1. We project the input into q, k, v
2. We compare q with all previous k’s (cached)
3. We do the weighted average of all previous v’s (also cached).
Notice it is the same as before but having only 1 query. Image by author.

Attention extensions

Here I go over the most influential variants of the dot-product attention.

2017. MHA: Multi-Head Attention

The main motivation is to broadcast the dot-product attention operation in parallel so we can attend to different things at the same time.

After projecting, we simply slice Q, K, V and broadcast the previous operation. Image by author.

2019. MQA: Multi-Query Attention

I’d call this single KV-attention rather than multi-query, but whatever. MQA’s main idea4 is to reduce memory footprint by reducing the dimensionality of the KV-cache5.

4 And all the following variants.

5 To learn more how to compress in the temporal dimension, check out my sequence modelling post

K, V are directly projected into a \(\frac{f}{n}\) dimensional space, while we still project Q into \(f\) dimension and split into different heads. Image by author.

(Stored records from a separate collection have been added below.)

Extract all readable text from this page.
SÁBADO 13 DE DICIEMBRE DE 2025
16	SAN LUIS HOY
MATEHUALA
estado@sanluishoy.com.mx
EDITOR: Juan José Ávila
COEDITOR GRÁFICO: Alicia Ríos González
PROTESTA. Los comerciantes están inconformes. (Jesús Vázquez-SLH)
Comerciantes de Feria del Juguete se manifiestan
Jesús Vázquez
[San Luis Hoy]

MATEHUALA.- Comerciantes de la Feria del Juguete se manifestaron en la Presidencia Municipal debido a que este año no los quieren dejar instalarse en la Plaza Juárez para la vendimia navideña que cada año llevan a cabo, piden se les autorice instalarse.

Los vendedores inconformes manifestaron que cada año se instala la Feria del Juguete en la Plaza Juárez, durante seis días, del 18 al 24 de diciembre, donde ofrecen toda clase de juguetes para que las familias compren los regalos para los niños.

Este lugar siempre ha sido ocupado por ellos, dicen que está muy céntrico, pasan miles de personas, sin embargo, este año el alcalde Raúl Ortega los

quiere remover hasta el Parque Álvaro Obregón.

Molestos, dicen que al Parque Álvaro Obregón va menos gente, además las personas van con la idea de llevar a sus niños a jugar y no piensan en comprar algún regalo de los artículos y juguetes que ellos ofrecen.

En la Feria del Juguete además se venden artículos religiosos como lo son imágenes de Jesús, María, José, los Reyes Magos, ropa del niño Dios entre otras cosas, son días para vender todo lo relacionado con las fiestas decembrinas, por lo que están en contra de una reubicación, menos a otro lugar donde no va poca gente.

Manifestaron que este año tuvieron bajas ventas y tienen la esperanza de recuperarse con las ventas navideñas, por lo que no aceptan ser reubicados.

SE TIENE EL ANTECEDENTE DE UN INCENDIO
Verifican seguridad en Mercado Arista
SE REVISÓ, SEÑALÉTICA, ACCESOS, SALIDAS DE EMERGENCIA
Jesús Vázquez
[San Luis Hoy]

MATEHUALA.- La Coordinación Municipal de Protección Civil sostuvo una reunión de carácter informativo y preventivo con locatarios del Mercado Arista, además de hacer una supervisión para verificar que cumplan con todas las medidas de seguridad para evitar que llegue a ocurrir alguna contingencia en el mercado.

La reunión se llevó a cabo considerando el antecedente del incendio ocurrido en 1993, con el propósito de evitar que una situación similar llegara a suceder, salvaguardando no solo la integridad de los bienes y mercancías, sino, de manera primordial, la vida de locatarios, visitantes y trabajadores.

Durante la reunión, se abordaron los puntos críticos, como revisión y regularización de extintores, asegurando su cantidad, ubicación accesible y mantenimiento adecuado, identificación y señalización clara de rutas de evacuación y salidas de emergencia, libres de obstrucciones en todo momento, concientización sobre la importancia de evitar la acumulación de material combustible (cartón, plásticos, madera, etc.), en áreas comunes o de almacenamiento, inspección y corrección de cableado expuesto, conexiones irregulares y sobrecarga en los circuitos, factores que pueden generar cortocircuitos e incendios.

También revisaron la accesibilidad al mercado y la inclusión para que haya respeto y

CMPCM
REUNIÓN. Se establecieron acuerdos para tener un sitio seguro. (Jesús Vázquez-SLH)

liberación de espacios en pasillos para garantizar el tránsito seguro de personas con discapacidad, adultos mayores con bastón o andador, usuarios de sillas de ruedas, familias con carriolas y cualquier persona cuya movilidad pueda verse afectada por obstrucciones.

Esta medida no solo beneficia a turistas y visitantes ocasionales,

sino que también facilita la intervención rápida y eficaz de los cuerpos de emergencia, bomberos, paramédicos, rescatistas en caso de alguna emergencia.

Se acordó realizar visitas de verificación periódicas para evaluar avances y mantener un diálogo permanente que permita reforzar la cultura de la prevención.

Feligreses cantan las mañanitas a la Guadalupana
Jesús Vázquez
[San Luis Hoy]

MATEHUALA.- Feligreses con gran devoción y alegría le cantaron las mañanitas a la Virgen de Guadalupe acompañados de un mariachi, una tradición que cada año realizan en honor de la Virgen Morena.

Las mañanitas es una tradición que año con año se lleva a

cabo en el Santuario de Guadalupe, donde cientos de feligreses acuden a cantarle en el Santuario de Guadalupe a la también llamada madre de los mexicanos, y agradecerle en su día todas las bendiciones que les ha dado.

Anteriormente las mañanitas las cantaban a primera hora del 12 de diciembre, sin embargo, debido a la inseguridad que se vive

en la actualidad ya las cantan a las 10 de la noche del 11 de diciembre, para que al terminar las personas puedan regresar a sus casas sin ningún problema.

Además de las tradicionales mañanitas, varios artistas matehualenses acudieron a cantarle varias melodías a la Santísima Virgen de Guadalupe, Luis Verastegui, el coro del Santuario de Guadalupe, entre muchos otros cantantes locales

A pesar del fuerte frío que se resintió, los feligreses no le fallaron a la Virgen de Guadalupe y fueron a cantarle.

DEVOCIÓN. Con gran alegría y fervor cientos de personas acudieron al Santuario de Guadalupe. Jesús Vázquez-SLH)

2023. GQA: Grouped-Query Attention

GQA is a middle-ground between multi-head and multi-query. We still have n heads for queries, but we split the KV-cache into g groups. Thus, we have n/g heads per group.

In this example n=4 heads and g=2 groups. Image by author.

I made the poor decision of swapping Q and V colors. I am not repeating them. Figure from GQA paper.

2024. MHLA: Multi-Head Latent Attention

DeepSeek-v2 paper presents a variant that attempts to decrease memory footprint using two different techniques

  1. Linearly down-projecting the input into a lower-dimensional space, from which one can recover Q and K. The main advantage is that we can just cache this projection \(c_{KV}\) which is much smaller than the naive complete KV-cache at inference-time.

  2. It applies the same principle for Q to save memory at train-time.

It also uses RoPE, which I talk about in my positional encoding post.

RoPE + down-projecting inputs before applying attention to be able to compress KV-cache at inference time. Image by author.